Pero hace obra, por Carlos Adrianzén
Pero hace obra, por Carlos Adrianzén
Carlos Adrianzén

En pocas semanas enfrentaremos la explosión de un nuevo proceso electoral para elegir congresistas, así como una nueva plancha presidencial. En medio de esta, los diagnósticos y los ofrecimientos marcarán la discusión económica, semana tras semana.
En este mundo de empatías electorales –directamente proporcionales a los presupuestos de campaña– florecerán las barbaridades. Después de todo, quien resulte elegido será previsiblemente quien ofrezca –más contundentemente– las atrocidades económicas que una mayoría de electores pobremente educados exigirá. En este accidentado ambiente resaltarán –como es usual– las propuestas disparatadas (aumentos de presupuestos para todo fin, el aumento de la remuneración mínima vital, entre otros).

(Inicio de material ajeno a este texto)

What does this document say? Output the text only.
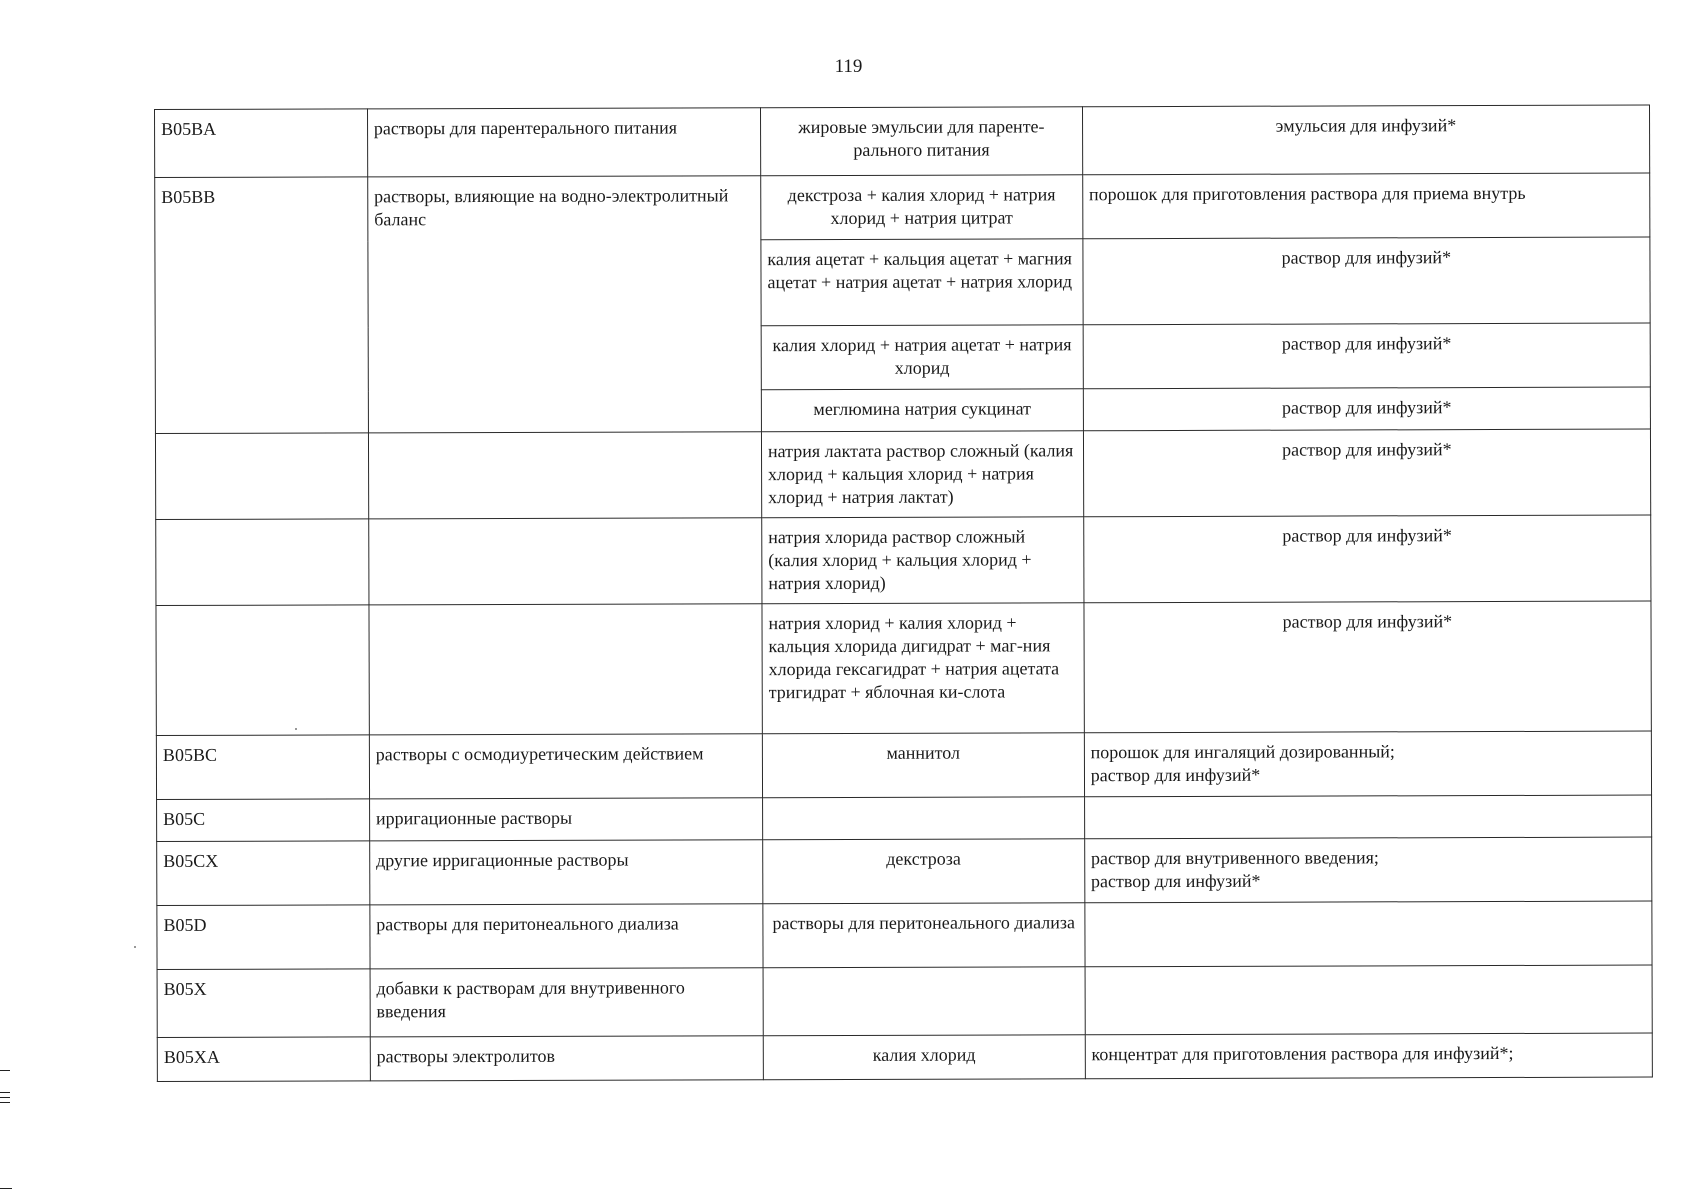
119
B05BA	растворы для парентерального питания	жировые эмульсии для паренте-рального питания	эмульсия для инфузий*

B05BB	растворы, влияющие на водно-электролитный баланс	декстроза + калия хлорид + натрия хлорид + натрия цитрат	порошок для приготовления раствора для приема внутрь

		калия ацетат + кальция ацетат + магния ацетат + натрия ацетат + натрия хлорид	раствор для инфузий*

		калия хлорид + натрия ацетат + натрия хлорид	раствор для инфузий*

		меглюмина натрия сукцинат	раствор для инфузий*

		натрия лактата раствор сложный (калия хлорид + кальция хлорид + натрия хлорид + натрия лактат)	раствор для инфузий*

		натрия хлорида раствор сложный (калия хлорид + кальция хлорид + натрия хлорид)	раствор для инфузий*

		натрия хлорид + калия хлорид + кальция хлорида дигидрат + маг-ния хлорида гексагидрат + натрия ацетата тригидрат + яблочная ки-слота	раствор для инфузий*

B05BC	растворы с осмодиуретическим действием	маннитол	порошок для ингаляций дозированный;
раствор для инфузий*

B05C	ирригационные растворы		
B05CX	другие ирригационные растворы	декстроза	раствор для внутривенного введения;
раствор для инфузий*

B05D	растворы для перитонеального диализа	растворы для перитонеального диализа	
B05X	добавки к растворам для внутривенного введения		
B05XA	растворы электролитов	калия хлорид	концентрат для приготовления раствора для инфузий*;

Una vez elegido en segunda vuelta el desesperado que aglutine una mayor cantidad de votos provenientes de la mayoría no educada (ergo: ofrezca una mayor cantidad de estropicios económicos y políticos), nos enfrentaremos a dos escenarios. Uno, el elegido cumplirá sus promesas (llevándonos rápidamente a situaciones económicas deplorables como la argentina, boliviana o venezolana). Dos, reculará. Como nuestros últimos cuatro gobiernos, abandonará parcialmente las propuestas que ofreció para ser elegido. Y, como el agua tibia no cura casi nada, terminará repudiado y le achacarán con razón, aunque para bien, el no haber sido un gobernante tan irresponsable como le exigía su electorado mayoritario.

Pero esto no será todo. El ser repudiado en las encuestas (por no haber cumplido) se combinará con los accidentes de corrupción usuales en la gestión de cualquier gobierno donde las instituciones –policía, Poder Judicial, Congreso, Contraloría, entre otros– dejan mucho que desear.

Es bajo este ambiente que aparece una proposición apestosa, pero muy popular: “que robe, pero que haga obra”. Dispuestos a negociar el talante corrupto de cualquier gobierno, la mayoría de los electores peruanos quiere ganarse alguito. Dame obra (léase: infraestructura, servicios subsidiados) y no me preocupará que robes discretamente. 

Esta oración implica una profunda estafa social. 
Primero, el gobernante no nos da obras, porque no son sus obras. Se hacen con los impuestos que paga –en su mayor parte– una minoría de empresas y ciudadanos formales. Que tengamos un bonito jardín depende de qué queremos y cuánto le pagamos al jardinero, no de su bondad o voluntad. Si un presidente gasta bien y hace obra con nuestra plata es porque pagamos impuestos y elegimos a un funcionario correcto, no porque este es un Superman o un Viracocha que nos hace un favor.
Segundo, vale la pena tener en cuenta que quien roba recibe un abultado incentivo económico por traicionar a su pueblo. Enriquecido y usualmente repudiado, no le interesa mucho ni la calidad de las obras (que no se caigan los puentes o los alumnos aprueben en matemáticas), ni el fortalecer instituciones (que podrían perseguirlos y ponerlos en la cárcel). Asimismo, tampoco son de su interés ni los enormes y desgastantes retos de gobernar bien donde falta casi todo.

Tercero, que el elegido dizque regale algo (obras, subsidios) a las mayorías, sin importarle que le robe a otros (expropiando a los ricos, ahorristas o malversando impuestos que muy pocos pagan) implica la clásica receta mercantilista-socialista que nos gobierna desde los tiempos de la hedionda dictadura izquierdista de 1968. De esta forma se quiebra el crecimiento y se enerva la pobreza.
Los presidentes no hacen obra, solo administran y gastan nuestros impuestos. Como a todo administrador, no les debemos tolerar el robo. Ni un céntimo.